Uso de plantas medicinais no cuidado de feridas

Há séculos, os principais aliados dos profissionais da área da saúde no processo de cura são os remédios elaborados a partir do extrato de vegetais. Nota-se na História da Medicina que os medicamentos tiveram, na sua maioria, origem na observação do uso das plantas pela população.
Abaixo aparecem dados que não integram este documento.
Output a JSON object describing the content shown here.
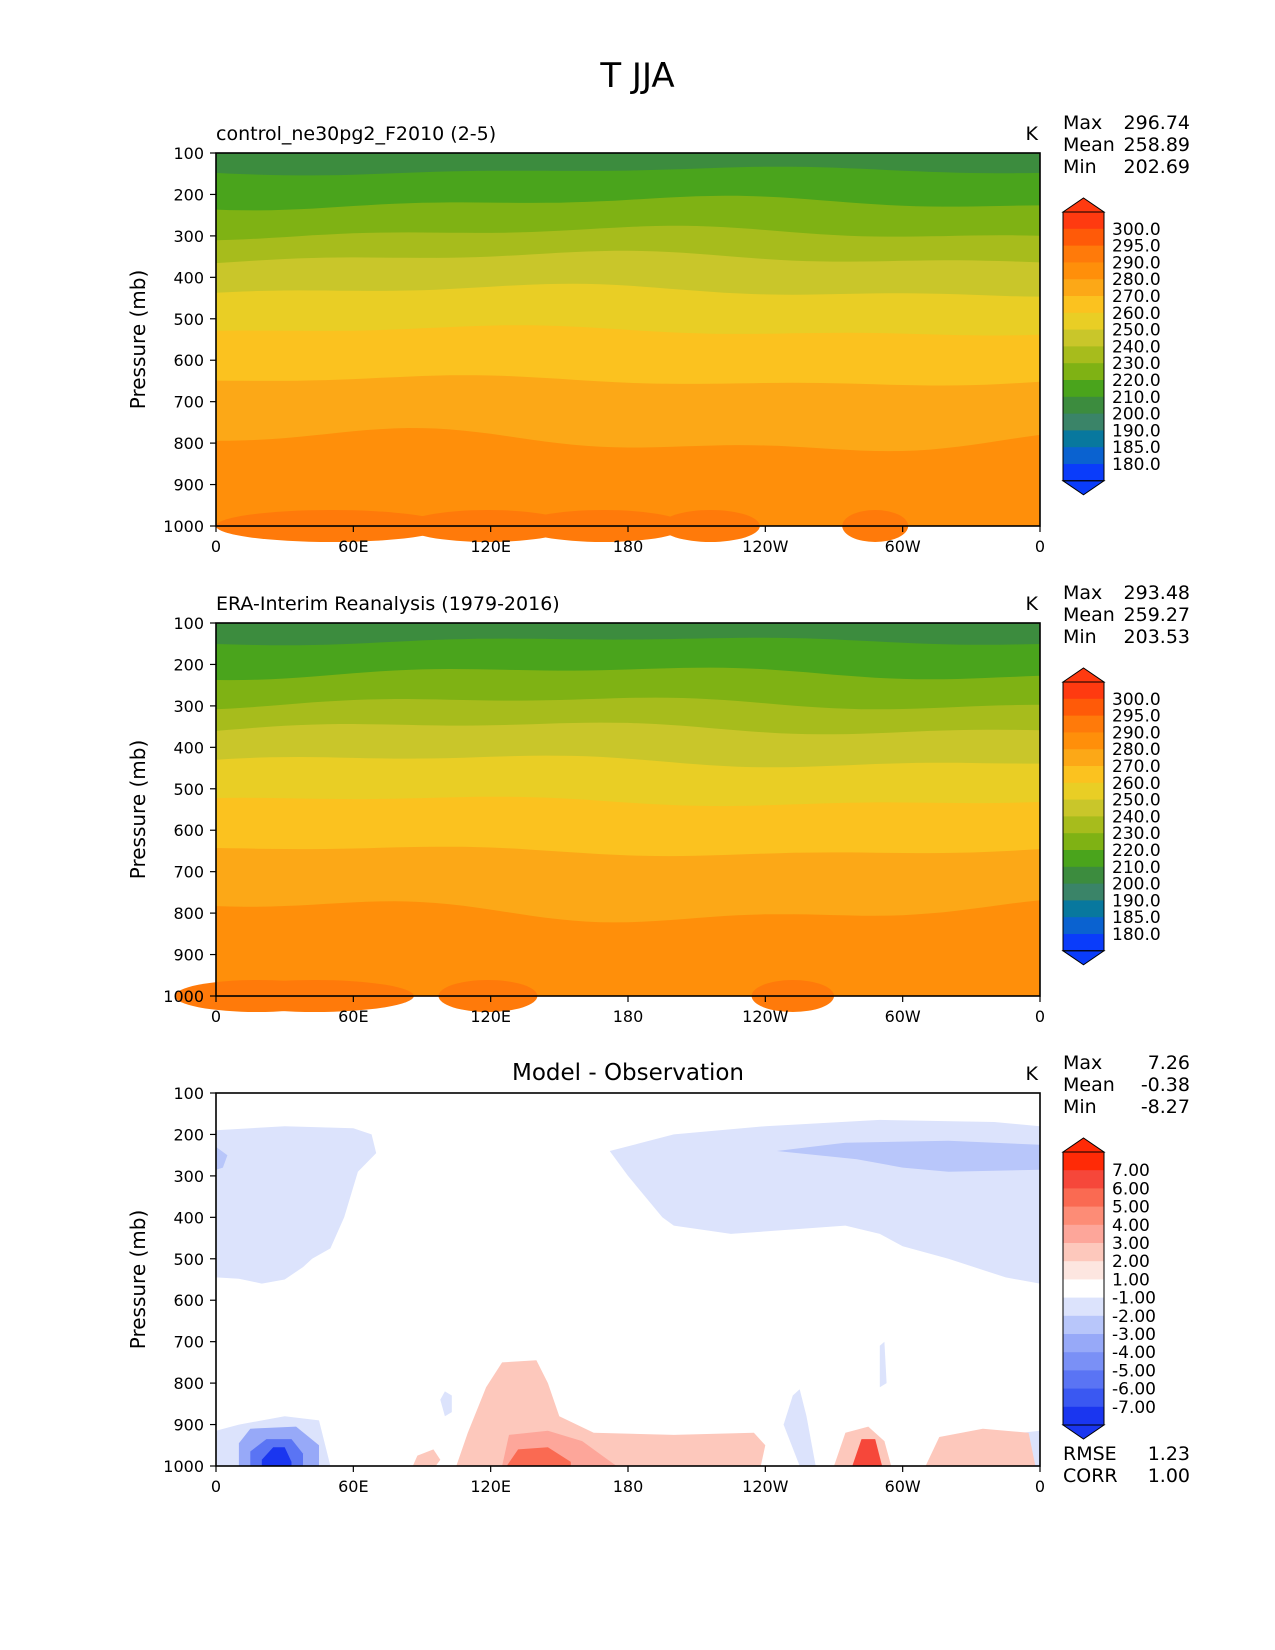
{
  "figure": {
    "title": "T JJA"
  },
  "colorbar_ticks": {
    "abs": [
      "300.0",
      "295.0",
      "290.0",
      "280.0",
      "270.0",
      "260.0",
      "250.0",
      "240.0",
      "230.0",
      "220.0",
      "210.0",
      "200.0",
      "190.0",
      "185.0",
      "180.0"
    ],
    "diff": [
      "7.00",
      "6.00",
      "5.00",
      "4.00",
      "3.00",
      "2.00",
      "1.00",
      "-1.00",
      "-2.00",
      "-3.00",
      "-4.00",
      "-5.00",
      "-6.00",
      "-7.00"
    ]
  },
  "colors": {
    "abs": [
      "#ff3a10",
      "#ff5a08",
      "#ff7a0a",
      "#ff8f0a",
      "#fca817",
      "#fbc21f",
      "#e9ce25",
      "#c9c62a",
      "#a7bc1c",
      "#7fb214",
      "#4aa41c",
      "#3c8c3e",
      "#3a8468",
      "#08789e",
      "#0a62d0",
      "#0a3cfa"
    ],
    "diff": [
      "#ff2a06",
      "#f6473a",
      "#fa6a52",
      "#fd8c76",
      "#fda69a",
      "#fdc8bc",
      "#fde6e0",
      "#ffffff",
      "#dce3fc",
      "#b8c6fa",
      "#97a9f8",
      "#7a90f6",
      "#5a74f4",
      "#3a58f2",
      "#1a36f0"
    ]
  },
  "chart_data": [
    {
      "type": "contour",
      "title_left": "control_ne30pg2_F2010 (2-5)",
      "units": "K",
      "xlabel": "",
      "ylabel": "Pressure (mb)",
      "xticks": [
        "0",
        "60E",
        "120E",
        "180",
        "120W",
        "60W",
        "0"
      ],
      "yticks": [
        "100",
        "200",
        "300",
        "400",
        "500",
        "600",
        "700",
        "800",
        "900",
        "1000"
      ],
      "xlim": [
        0,
        360
      ],
      "ylim": [
        1000,
        100
      ],
      "stats": {
        "max_label": "Max",
        "max": "296.74",
        "mean_label": "Mean",
        "mean": "258.89",
        "min_label": "Min",
        "min": "202.69"
      },
      "levels": [
        180,
        185,
        190,
        200,
        210,
        220,
        230,
        240,
        250,
        260,
        270,
        280,
        290,
        295,
        300
      ]
    },
    {
      "type": "contour",
      "title_left": "ERA-Interim Reanalysis (1979-2016)",
      "units": "K",
      "xlabel": "",
      "ylabel": "Pressure (mb)",
      "xticks": [
        "0",
        "60E",
        "120E",
        "180",
        "120W",
        "60W",
        "0"
      ],
      "yticks": [
        "100",
        "200",
        "300",
        "400",
        "500",
        "600",
        "700",
        "800",
        "900",
        "1000"
      ],
      "xlim": [
        0,
        360
      ],
      "ylim": [
        1000,
        100
      ],
      "stats": {
        "max_label": "Max",
        "max": "293.48",
        "mean_label": "Mean",
        "mean": "259.27",
        "min_label": "Min",
        "min": "203.53"
      },
      "levels": [
        180,
        185,
        190,
        200,
        210,
        220,
        230,
        240,
        250,
        260,
        270,
        280,
        290,
        295,
        300
      ]
    },
    {
      "type": "contour",
      "title_center": "Model - Observation",
      "units": "K",
      "xlabel": "",
      "ylabel": "Pressure (mb)",
      "xticks": [
        "0",
        "60E",
        "120E",
        "180",
        "120W",
        "60W",
        "0"
      ],
      "yticks": [
        "100",
        "200",
        "300",
        "400",
        "500",
        "600",
        "700",
        "800",
        "900",
        "1000"
      ],
      "xlim": [
        0,
        360
      ],
      "ylim": [
        1000,
        100
      ],
      "stats": {
        "max_label": "Max",
        "max": "7.26",
        "mean_label": "Mean",
        "mean": "-0.38",
        "min_label": "Min",
        "min": "-8.27",
        "rmse_label": "RMSE",
        "rmse": "1.23",
        "corr_label": "CORR",
        "corr": "1.00"
      },
      "levels": [
        -7,
        -6,
        -5,
        -4,
        -3,
        -2,
        -1,
        1,
        2,
        3,
        4,
        5,
        6,
        7
      ]
    }
  ]
}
A procura pelos medicamentos fitoterápicos vem aumentando nas últimas décadas, por ser uma terapêutica factível, decorrente da redução nos riscos de iatrogenia (mas não da sua ausência) e dos efeitos colaterais, já que – de certa forma – foram amplamente testados na prática popular. Os trabalhos de pesquisa nessa área têm demonstrado que, além da eficácia comprovada, a relação custo-benefício desses produtos torna-os mais acessíveis à população. Neste contexto, a Organização Mundial da Saúde (OMS) incentiva o uso desse tipo de terapia, partindo do princípio de que os avanços tecnológicos do mundo moderno alcançam menos de 33% da humanidade, sendo os fitoterápicos na forma de remédios caseiros uma necessidade premente para a maior parte da população.
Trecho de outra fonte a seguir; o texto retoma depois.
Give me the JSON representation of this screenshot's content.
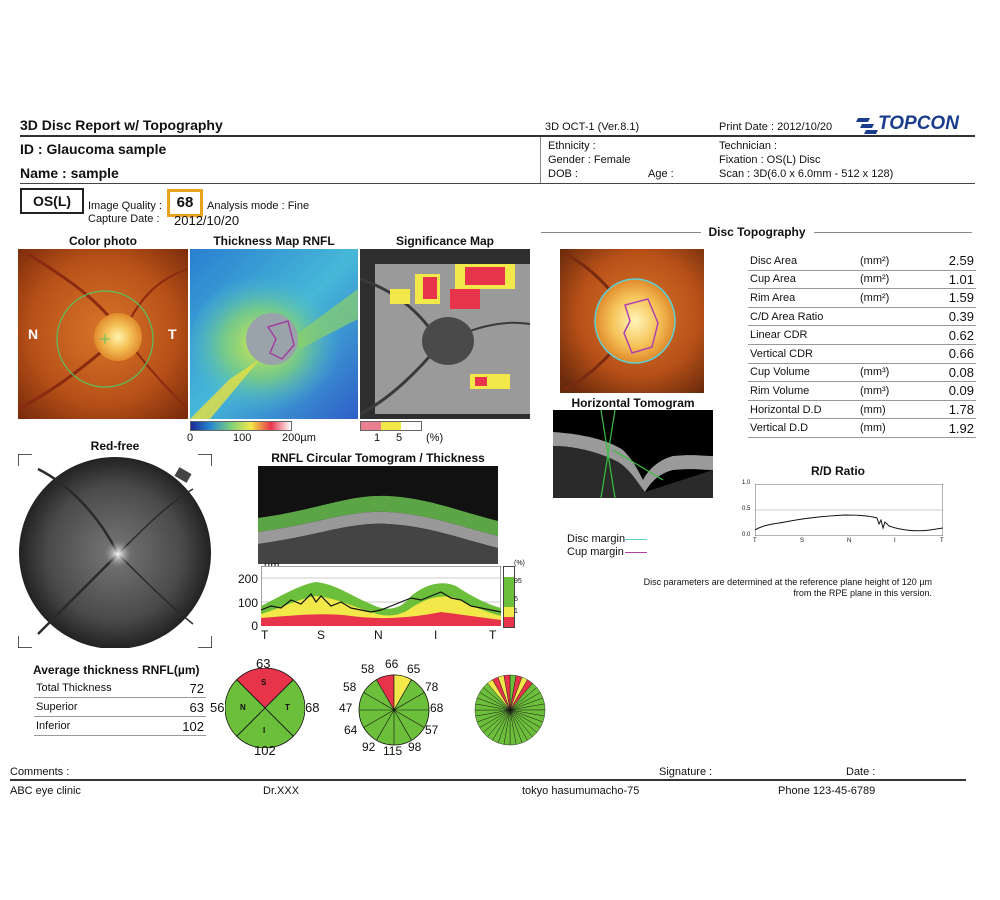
{
  "header": {
    "report_title": "3D Disc Report w/ Topography",
    "device": "3D OCT-1 (Ver.8.1)",
    "print_date": "Print Date : 2012/10/20",
    "brand": "TOPCON",
    "id": "ID : Glaucoma sample",
    "name": "Name : sample",
    "ethnicity": "Ethnicity :",
    "gender": "Gender : Female",
    "dob": "DOB :",
    "age": "Age :",
    "technician": "Technician :",
    "fixation": "Fixation : OS(L) Disc",
    "scan": "Scan : 3D(6.0 x 6.0mm - 512 x 128)"
  },
  "eye": "OS(L)",
  "quality": {
    "label": "Image Quality :",
    "value": "68",
    "analysis": "Analysis mode : Fine",
    "capture_label": "Capture Date :",
    "capture_date": "2012/10/20"
  },
  "panels": {
    "color_photo": "Color photo",
    "thickness_map": "Thickness Map RNFL",
    "significance_map": "Significance Map",
    "nasal": "N",
    "temporal": "T",
    "thickness_scale": [
      "0",
      "100",
      "200µm"
    ],
    "sig_scale": [
      "1",
      "5",
      "(%)"
    ],
    "red_free": "Red-free",
    "circ_tomogram": "RNFL Circular Tomogram / Thickness",
    "horizontal_tomogram": "Horizontal Tomogram",
    "disc_topography": "Disc Topography"
  },
  "disc_parameters": [
    {
      "name": "Disc Area",
      "unit": "(mm²)",
      "value": "2.59"
    },
    {
      "name": "Cup Area",
      "unit": "(mm²)",
      "value": "1.01"
    },
    {
      "name": "Rim Area",
      "unit": "(mm²)",
      "value": "1.59"
    },
    {
      "name": "C/D Area Ratio",
      "unit": "",
      "value": "0.39"
    },
    {
      "name": "Linear CDR",
      "unit": "",
      "value": "0.62"
    },
    {
      "name": "Vertical CDR",
      "unit": "",
      "value": "0.66"
    },
    {
      "name": "Cup Volume",
      "unit": "(mm³)",
      "value": "0.08"
    },
    {
      "name": "Rim Volume",
      "unit": "(mm³)",
      "value": "0.09"
    },
    {
      "name": "Horizontal D.D",
      "unit": "(mm)",
      "value": "1.78"
    },
    {
      "name": "Vertical D.D",
      "unit": "(mm)",
      "value": "1.92"
    }
  ],
  "rd_ratio": {
    "title": "R/D Ratio",
    "y_ticks": [
      "1.0",
      "0.5",
      "0.0"
    ],
    "x_ticks": [
      "T",
      "S",
      "N",
      "I",
      "T"
    ]
  },
  "legend": {
    "disc_margin": "Disc margin",
    "cup_margin": "Cup margin"
  },
  "note": {
    "line1": "Disc parameters are determined at the reference plane height of 120 µm",
    "line2": "from the RPE plane in this version."
  },
  "rnfl_graph": {
    "unit": "µm",
    "y_ticks": [
      "200",
      "100",
      "0"
    ],
    "x_ticks": [
      "T",
      "S",
      "N",
      "I",
      "T"
    ],
    "pct_label": "(%)",
    "pct_ticks": [
      "95",
      "5",
      "1"
    ]
  },
  "average_thickness": {
    "title": "Average thickness RNFL(µm)",
    "rows": [
      {
        "name": "Total Thickness",
        "value": "72"
      },
      {
        "name": "Superior",
        "value": "63"
      },
      {
        "name": "Inferior",
        "value": "102"
      }
    ]
  },
  "quadrant": {
    "top": "63",
    "left": "56",
    "right": "68",
    "bottom": "102",
    "S": "S",
    "N": "N",
    "T": "T",
    "I": "I"
  },
  "clock": {
    "h1": "58",
    "h2": "66",
    "h3": "65",
    "h4": "58",
    "h5": "78",
    "h6": "47",
    "h7": "68",
    "h8": "64",
    "h9": "57",
    "h10": "92",
    "h11": "115",
    "h12": "98"
  },
  "footer": {
    "comments": "Comments :",
    "signature": "Signature :",
    "date": "Date :",
    "clinic": "ABC eye clinic",
    "doctor": "Dr.XXX",
    "address": "tokyo hasumumacho-75",
    "phone": "Phone 123-45-6789"
  },
  "colors": {
    "normal": "#6cbf3a",
    "borderline": "#f2e84a",
    "abnormal": "#e8344a",
    "quality_box": "#e8a21c",
    "brand": "#1a3c8c"
  }
}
Marcos Antonio Drumond, pesquisador da Empresa Brasileira de Pesquisa Agropecuária (Embrapa), referindo-se às plantas brasileiras da caatinga, disse: “Este bioma é como uma verdadeira farmácia viva, na qual a maioria das espécies é destacada por inúmeras utilizações na medicina caseira e outras”.
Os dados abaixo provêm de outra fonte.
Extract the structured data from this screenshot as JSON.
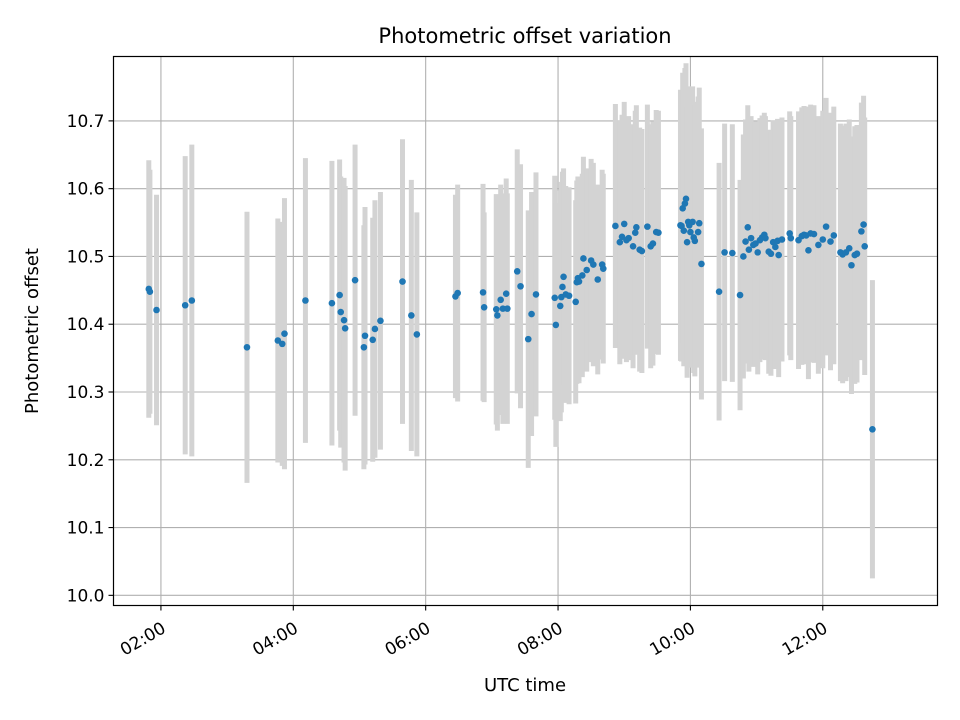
{
  "chart_data": {
    "type": "scatter",
    "title": "Photometric offset variation",
    "xlabel": "UTC time",
    "ylabel": "Photometric offset",
    "x_unit": "UTC time (HH:MM)",
    "xlim": [
      "01:17",
      "13:44"
    ],
    "ylim": [
      9.985,
      10.795
    ],
    "grid": true,
    "x_tick_labels": [
      "02:00",
      "04:00",
      "06:00",
      "08:00",
      "10:00",
      "12:00"
    ],
    "y_tick_labels": [
      "10.0",
      "10.1",
      "10.2",
      "10.3",
      "10.4",
      "10.5",
      "10.6",
      "10.7"
    ],
    "colors": {
      "points": "#1f77b4",
      "error_bars": "#d3d3d3",
      "grid": "#b0b0b0"
    },
    "series": [
      {
        "points": [
          [
            "01:49",
            10.452,
            0.19
          ],
          [
            "01:50",
            10.448,
            0.18
          ],
          [
            "01:56",
            10.421,
            0.17
          ],
          [
            "02:22",
            10.428,
            0.22
          ],
          [
            "02:28",
            10.435,
            0.23
          ],
          [
            "03:18",
            10.366,
            0.2
          ],
          [
            "03:46",
            10.376,
            0.18
          ],
          [
            "03:50",
            10.371,
            0.18
          ],
          [
            "03:52",
            10.386,
            0.2
          ],
          [
            "04:11",
            10.435,
            0.21
          ],
          [
            "04:35",
            10.431,
            0.21
          ],
          [
            "04:42",
            10.443,
            0.2
          ],
          [
            "04:43",
            10.418,
            0.2
          ],
          [
            "04:46",
            10.406,
            0.21
          ],
          [
            "04:47",
            10.394,
            0.21
          ],
          [
            "04:56",
            10.465,
            0.2
          ],
          [
            "05:04",
            10.366,
            0.18
          ],
          [
            "05:05",
            10.383,
            0.19
          ],
          [
            "05:12",
            10.377,
            0.18
          ],
          [
            "05:14",
            10.393,
            0.19
          ],
          [
            "05:19",
            10.405,
            0.19
          ],
          [
            "05:39",
            10.463,
            0.21
          ],
          [
            "05:47",
            10.413,
            0.2
          ],
          [
            "05:52",
            10.385,
            0.18
          ],
          [
            "06:27",
            10.441,
            0.15
          ],
          [
            "06:29",
            10.446,
            0.16
          ],
          [
            "06:52",
            10.447,
            0.16
          ],
          [
            "06:53",
            10.425,
            0.14
          ],
          [
            "07:04",
            10.422,
            0.17
          ],
          [
            "07:05",
            10.413,
            0.17
          ],
          [
            "07:08",
            10.436,
            0.17
          ],
          [
            "07:10",
            10.423,
            0.17
          ],
          [
            "07:13",
            10.445,
            0.17
          ],
          [
            "07:14",
            10.423,
            0.17
          ],
          [
            "07:23",
            10.478,
            0.18
          ],
          [
            "07:26",
            10.456,
            0.18
          ],
          [
            "07:33",
            10.378,
            0.19
          ],
          [
            "07:36",
            10.415,
            0.18
          ],
          [
            "07:40",
            10.444,
            0.18
          ],
          [
            "07:57",
            10.439,
            0.18
          ],
          [
            "07:58",
            10.399,
            0.18
          ],
          [
            "08:02",
            10.427,
            0.17
          ],
          [
            "08:03",
            10.44,
            0.17
          ],
          [
            "08:04",
            10.455,
            0.17
          ],
          [
            "08:05",
            10.47,
            0.16
          ],
          [
            "08:07",
            10.444,
            0.16
          ],
          [
            "08:10",
            10.442,
            0.16
          ],
          [
            "08:16",
            10.433,
            0.15
          ],
          [
            "08:17",
            10.462,
            0.15
          ],
          [
            "08:18",
            10.468,
            0.15
          ],
          [
            "08:19",
            10.463,
            0.15
          ],
          [
            "08:22",
            10.472,
            0.15
          ],
          [
            "08:23",
            10.497,
            0.15
          ],
          [
            "08:26",
            10.48,
            0.15
          ],
          [
            "08:30",
            10.494,
            0.15
          ],
          [
            "08:32",
            10.488,
            0.15
          ],
          [
            "08:36",
            10.466,
            0.14
          ],
          [
            "08:40",
            10.488,
            0.14
          ],
          [
            "08:41",
            10.482,
            0.14
          ],
          [
            "08:52",
            10.545,
            0.18
          ],
          [
            "08:56",
            10.521,
            0.18
          ],
          [
            "08:58",
            10.529,
            0.18
          ],
          [
            "09:00",
            10.548,
            0.18
          ],
          [
            "09:02",
            10.524,
            0.18
          ],
          [
            "09:04",
            10.527,
            0.18
          ],
          [
            "09:08",
            10.515,
            0.18
          ],
          [
            "09:10",
            10.535,
            0.18
          ],
          [
            "09:11",
            10.543,
            0.18
          ],
          [
            "09:14",
            10.51,
            0.18
          ],
          [
            "09:16",
            10.508,
            0.18
          ],
          [
            "09:21",
            10.544,
            0.18
          ],
          [
            "09:24",
            10.515,
            0.18
          ],
          [
            "09:26",
            10.519,
            0.18
          ],
          [
            "09:29",
            10.536,
            0.18
          ],
          [
            "09:31",
            10.535,
            0.18
          ],
          [
            "09:51",
            10.546,
            0.2
          ],
          [
            "09:52",
            10.545,
            0.2
          ],
          [
            "09:53",
            10.571,
            0.2
          ],
          [
            "09:54",
            10.538,
            0.2
          ],
          [
            "09:55",
            10.578,
            0.2
          ],
          [
            "09:56",
            10.585,
            0.2
          ],
          [
            "09:57",
            10.521,
            0.2
          ],
          [
            "09:58",
            10.551,
            0.2
          ],
          [
            "09:59",
            10.546,
            0.2
          ],
          [
            "10:00",
            10.536,
            0.2
          ],
          [
            "10:02",
            10.551,
            0.2
          ],
          [
            "10:03",
            10.528,
            0.2
          ],
          [
            "10:04",
            10.523,
            0.2
          ],
          [
            "10:07",
            10.536,
            0.2
          ],
          [
            "10:08",
            10.549,
            0.2
          ],
          [
            "10:10",
            10.489,
            0.2
          ],
          [
            "10:26",
            10.448,
            0.19
          ],
          [
            "10:31",
            10.506,
            0.19
          ],
          [
            "10:38",
            10.505,
            0.19
          ],
          [
            "10:45",
            10.443,
            0.17
          ],
          [
            "10:48",
            10.5,
            0.18
          ],
          [
            "10:50",
            10.522,
            0.18
          ],
          [
            "10:52",
            10.543,
            0.18
          ],
          [
            "10:53",
            10.51,
            0.18
          ],
          [
            "10:55",
            10.527,
            0.18
          ],
          [
            "10:57",
            10.517,
            0.18
          ],
          [
            "10:59",
            10.519,
            0.18
          ],
          [
            "11:01",
            10.506,
            0.18
          ],
          [
            "11:03",
            10.524,
            0.18
          ],
          [
            "11:05",
            10.528,
            0.18
          ],
          [
            "11:07",
            10.532,
            0.18
          ],
          [
            "11:08",
            10.527,
            0.18
          ],
          [
            "11:11",
            10.507,
            0.18
          ],
          [
            "11:13",
            10.504,
            0.18
          ],
          [
            "11:15",
            10.521,
            0.18
          ],
          [
            "11:17",
            10.514,
            0.18
          ],
          [
            "11:19",
            10.523,
            0.18
          ],
          [
            "11:20",
            10.502,
            0.18
          ],
          [
            "11:23",
            10.525,
            0.18
          ],
          [
            "11:30",
            10.534,
            0.18
          ],
          [
            "11:31",
            10.527,
            0.18
          ],
          [
            "11:38",
            10.524,
            0.19
          ],
          [
            "11:41",
            10.53,
            0.19
          ],
          [
            "11:43",
            10.532,
            0.19
          ],
          [
            "11:45",
            10.531,
            0.19
          ],
          [
            "11:47",
            10.509,
            0.19
          ],
          [
            "11:49",
            10.534,
            0.19
          ],
          [
            "11:52",
            10.533,
            0.19
          ],
          [
            "11:56",
            10.517,
            0.19
          ],
          [
            "12:00",
            10.525,
            0.19
          ],
          [
            "12:03",
            10.544,
            0.19
          ],
          [
            "12:07",
            10.522,
            0.19
          ],
          [
            "12:10",
            10.531,
            0.19
          ],
          [
            "12:16",
            10.506,
            0.19
          ],
          [
            "12:18",
            10.503,
            0.19
          ],
          [
            "12:21",
            10.506,
            0.19
          ],
          [
            "12:24",
            10.512,
            0.19
          ],
          [
            "12:26",
            10.487,
            0.19
          ],
          [
            "12:29",
            10.502,
            0.19
          ],
          [
            "12:31",
            10.504,
            0.19
          ],
          [
            "12:35",
            10.537,
            0.19
          ],
          [
            "12:37",
            10.547,
            0.19
          ],
          [
            "12:38",
            10.515,
            0.19
          ],
          [
            "12:45",
            10.245,
            0.22
          ]
        ]
      }
    ]
  }
}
A biodiversidade do nosso país ainda não é conhecida com precisão, mas sabe-se que é o país com a maior diversidade vegetal do planeta. Estima-se que tenhamos 200.000 a 250.000 espécies vegetais, e cerca de 0,5% havia sido investigado quanto às suas propriedades medicinais até 1993. Considera-se que metade delas esteja em florestas tropicais e, destas, metade tenha propriedades medicinais. Apesar de cerca de 50.000 a 55.000 espécies estarem catalogadas, menos de 1% é estudado adequadamente: algo em torno de 375 plantas pesquisadas (Lima, 2009).

O Ministério da Saúde tem apoiado investigações científicas das plantas medicinais. Em 10 de janeiro de 1994, designou duas subcomissões da Comissão Permanente de Farmacopeia Brasileira para elaborar normas sobre fitoterápicos e monografias de plantas medicinais. Em 6 de abril do mesmo ano, criou o Grupo de Estudos de Produtos Fitoterápicos. Esse grupo, em 31 de janeiro do ano seguinte, elaborou a Portaria SVS nº 6, que institui e normatiza os fitoterápicos.

Com a formalização da fitoterapia, todo princípio ativo das plantas é estudado tanto na parte agronômica quanto fitoquímica e farmacológica.

Para que um medicamento fitoterápico se torne um produto prescrito pela classe médica, deve passar por rigorosos estudos e avaliações para a comprovação da efetividade do princípio ativo envolvendo qualidade, segurança e eficácia em humanos, sendo esses os mesmos critérios utilizados para os produtos de origem sintética.